With knowledge of their neighbors and the ability to compute the next state, cells could transmit information about only the altered cells and exclude the rest of the field from calculation. The function itself does not possess the ability to recognize that searching for living neighbors beyond the right edge of the map is redundant, hence why such functions have been designed to account for this.

Solution:

To ensure valid entries in the array, the code is using two functions,

min

and

max

. If this is not done, an ArrayOutOfBoundsException will occur when trying to use

-1

,

m

, or

n

as array indexes. These functions encode the fact that the loop doesn’t “know” that it shouldn’t search for living neighbors further to the right given a square at the right edge of the map. The loop control variables,

x

and

y

, are used to iterate over valid squares surrounding the target square.

The variable labeled as

lives

serves as a placeholder to track the number of live neighbors encountered during the loops below. This can be deduced from the fact that it is the output of the function labeled as

liveNeighbors

.

To illustrate, consider an example labeled

liveNeighbors(board,9,9,0,2)

, with

board

being the board specified in the driver. The board is a 9×9 grid, which we denote as

m

and

n

, respectively, and our focus is on the square located at

0

, also known as

2

. This square is situated at the beginning of the third row, with a neighboring square to its right, indicated by

1

. Now, we can proceed with the example.

Using the code

i=0

, we can determine

x = Math.max(i - 1, 0) = Math.max(-1, 0) = 0

. This is important to note because it explains why the

max

function is necessary. If we only relied on

int x=i-1

, we would encounter an issue where the value is beyond the array’s limits, denoted as

x = -1

. Additionally, when evaluating x, we consider the condition x <= Math.min(i + 1, m – 1) = Math.min(1, 8) = 1. In particular, if we were examining a cell in the last column, this rule would enforce the right edge of the array.

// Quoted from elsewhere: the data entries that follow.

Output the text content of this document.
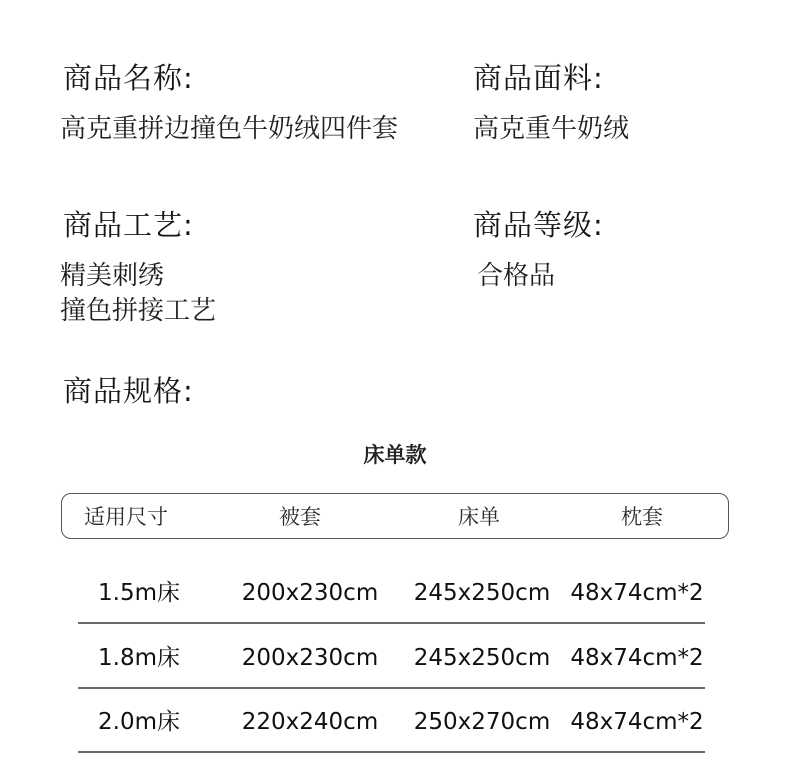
商品名称:
高克重拼边撞色牛奶绒四件套
商品面料:
高克重牛奶绒
商品工艺:
精美刺绣
撞色拼接工艺
商品等级:
合格品
商品规格:
床单款
适用尺寸	被套	床单	枕套
1.5m床	200x230cm 245x250cm 48x74cm*2
1.8m床	200x230cm 245x250cm 48x74cm*2
2.0m床	220x240cm 250x270cm 48x74cm*2
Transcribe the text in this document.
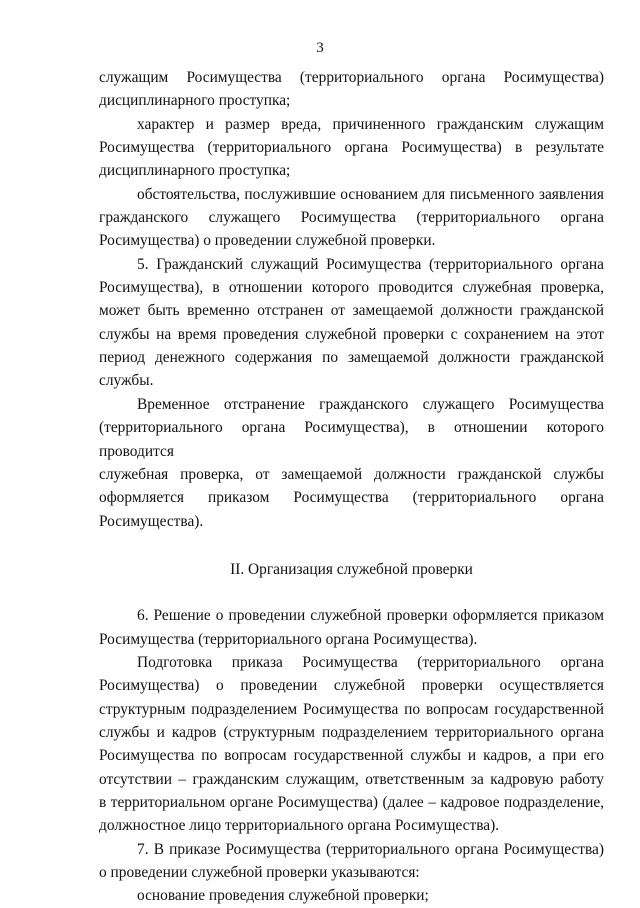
3

служащим Росимущества (территориального органа Росимущества)

дисциплинарного проступка;

характер и размер вреда, причиненного гражданским служащим

Росимущества (территориального органа Росимущества) в результате

дисциплинарного проступка;

обстоятельства, послужившие основанием для письменного заявления

гражданского служащего Росимущества (территориального органа

Росимущества) о проведении служебной проверки.

5. Гражданский служащий Росимущества (территориального органа

Росимущества), в отношении которого проводится служебная проверка,

может быть временно отстранен от замещаемой должности гражданской

службы на время проведения служебной проверки с сохранением на этот

период денежного содержания по замещаемой должности гражданской

службы.

Временное отстранение гражданского служащего Росимущества

(территориального органа Росимущества), в отношении которого проводится

служебная проверка, от замещаемой должности гражданской службы

оформляется приказом Росимущества (территориального органа

Росимущества).

II. Организация служебной проверки

6. Решение о проведении служебной проверки оформляется приказом

Росимущества (территориального органа Росимущества).

Подготовка приказа Росимущества (территориального органа

Росимущества) о проведении служебной проверки осуществляется

структурным подразделением Росимущества по вопросам государственной

службы и кадров (структурным подразделением территориального органа

Росимущества по вопросам государственной службы и кадров, а при его

отсутствии – гражданским служащим, ответственным за кадровую работу

в территориальном органе Росимущества) (далее – кадровое подразделение,

должностное лицо территориального органа Росимущества).

7. В приказе Росимущества (территориального органа Росимущества)

о проведении служебной проверки указываются:

основание проведения служебной проверки;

The similar reasoning regarding

y

and

j

can be left for you to handle.

The loop simplifies to:

```
for (int x = 0; x <= 1; x++) {
for (int y = 1; y <= 3; y++) {
lives += board[x][y] & 1;
}
}
```

The inner loop will iterate six times and generate six pairs of

(x,y)

. It is important to note that these pairs represent the square being investigated and its neighboring squares.

Out of the six squares, five will return

0

, while only one at

(1,2)

will return 1. As a result, by the end of this loop,

lives

will have a value of 1. To conclude,

lives -= board[i][j] & 1;

is executed, which decreases

lives

by 1 if the square being examined contains a 1. However, since

board[i][j]

equals 0 in our case, we subtract 0, resulting in a return value of 1. Finally,

liveNeighbors(board,9,9,0,2) = 1

is returned.

While there may have been a few instances where I mixed up

x

and

y

, I believe that I have provided enough information for you to comprehend the situation.